A description/proof of that intersection of closure of subset and open subset is contained in closure of intersection of subset and open subset
Topics
About: topological space
The table of contents of this article
Starting Context
- The reader knows a definition of topological space.
- The reader knows a definition of closure of subset.
Target Context
- The reader will have a description and a proof of the proposition that for any topological space, the intersection of the closure of any subset and any open subset is contained in the closure of the intersection of the subset and the open subset.
Orientation
There is a list of definitions discussed so far in this site.

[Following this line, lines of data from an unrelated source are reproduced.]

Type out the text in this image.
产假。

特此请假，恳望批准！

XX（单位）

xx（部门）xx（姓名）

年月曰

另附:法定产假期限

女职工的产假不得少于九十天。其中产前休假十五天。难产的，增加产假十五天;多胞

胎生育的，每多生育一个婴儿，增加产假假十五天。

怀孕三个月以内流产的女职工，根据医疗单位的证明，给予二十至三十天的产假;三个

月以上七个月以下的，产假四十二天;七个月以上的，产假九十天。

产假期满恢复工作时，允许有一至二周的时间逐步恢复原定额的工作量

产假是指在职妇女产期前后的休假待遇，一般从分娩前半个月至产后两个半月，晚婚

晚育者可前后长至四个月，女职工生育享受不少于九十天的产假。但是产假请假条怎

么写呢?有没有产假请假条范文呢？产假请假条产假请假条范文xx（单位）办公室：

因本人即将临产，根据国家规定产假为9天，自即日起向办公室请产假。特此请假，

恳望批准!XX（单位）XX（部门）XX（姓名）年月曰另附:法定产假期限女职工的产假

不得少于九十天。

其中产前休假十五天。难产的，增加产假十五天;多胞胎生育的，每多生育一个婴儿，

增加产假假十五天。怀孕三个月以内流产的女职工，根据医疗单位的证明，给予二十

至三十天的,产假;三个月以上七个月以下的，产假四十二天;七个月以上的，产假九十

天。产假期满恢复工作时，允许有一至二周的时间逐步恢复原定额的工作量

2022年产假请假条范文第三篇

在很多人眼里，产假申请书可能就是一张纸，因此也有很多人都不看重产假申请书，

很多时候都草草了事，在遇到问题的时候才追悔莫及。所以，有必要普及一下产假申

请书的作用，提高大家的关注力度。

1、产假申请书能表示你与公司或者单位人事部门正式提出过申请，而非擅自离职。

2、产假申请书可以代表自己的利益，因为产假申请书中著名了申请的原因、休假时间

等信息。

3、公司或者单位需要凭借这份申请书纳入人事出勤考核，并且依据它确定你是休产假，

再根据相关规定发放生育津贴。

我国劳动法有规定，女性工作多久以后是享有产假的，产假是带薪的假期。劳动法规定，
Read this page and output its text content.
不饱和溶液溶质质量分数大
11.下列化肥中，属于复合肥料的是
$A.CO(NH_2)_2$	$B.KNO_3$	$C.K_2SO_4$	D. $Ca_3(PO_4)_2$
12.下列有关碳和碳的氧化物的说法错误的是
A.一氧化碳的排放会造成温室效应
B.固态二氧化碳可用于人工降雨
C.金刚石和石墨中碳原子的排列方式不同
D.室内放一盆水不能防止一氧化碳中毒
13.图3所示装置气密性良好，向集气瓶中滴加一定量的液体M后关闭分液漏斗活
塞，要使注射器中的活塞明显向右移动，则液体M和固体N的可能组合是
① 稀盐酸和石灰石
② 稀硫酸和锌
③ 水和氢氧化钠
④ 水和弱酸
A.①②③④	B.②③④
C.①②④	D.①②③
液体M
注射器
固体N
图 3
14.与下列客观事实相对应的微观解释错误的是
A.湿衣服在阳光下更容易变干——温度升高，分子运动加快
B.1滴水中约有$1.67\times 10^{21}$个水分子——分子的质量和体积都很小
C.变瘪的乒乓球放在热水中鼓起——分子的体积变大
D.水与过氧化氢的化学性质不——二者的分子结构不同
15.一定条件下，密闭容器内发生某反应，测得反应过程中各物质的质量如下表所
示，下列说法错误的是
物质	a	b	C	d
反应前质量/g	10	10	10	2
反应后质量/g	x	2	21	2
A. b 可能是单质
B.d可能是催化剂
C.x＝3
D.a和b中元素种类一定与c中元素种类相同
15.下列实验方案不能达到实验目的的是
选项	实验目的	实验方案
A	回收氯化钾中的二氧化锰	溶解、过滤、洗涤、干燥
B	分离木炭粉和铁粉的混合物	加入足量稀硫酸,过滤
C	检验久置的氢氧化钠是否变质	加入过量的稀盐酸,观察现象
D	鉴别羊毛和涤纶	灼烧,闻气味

There is a list of propositions discussed so far in this site.
Main Body
1: Description
For any topological space, \(T\), any subset, \(S \subseteq T\), and any open subset, \(U \subseteq T\), \(\overline{S} \cap U \subseteq \overline{S \cap U}\) where the over lines denote the closures.
2: Proof
For any point, \(p \in \overline{S} \cap U\), \(p \in \overline{S}\) and \(p \in U\). If \(p \in S\), \(p \in \overline{S \cap U}\). If \(p \notin S\), \(p\) is an accumulation point of \(S\), so, for any open neighborhood, \(U_p \subseteq T\), of \(p\), \(U_p \cap S \neq \emptyset\). \(U_p \cap (S \cap U) \neq \emptyset\)? As \(p \in U\), \(U_p \cap U \neq \emptyset\), open, and is an open neighborhood of \(p\), so, \(U_p \cap (S \cap U) = (U_p \cap U) \cap S \neq \emptyset\). So, \(p\) is an accumulation point of \(S \cap U\), so, \(p \in \overline{S \cap U}\).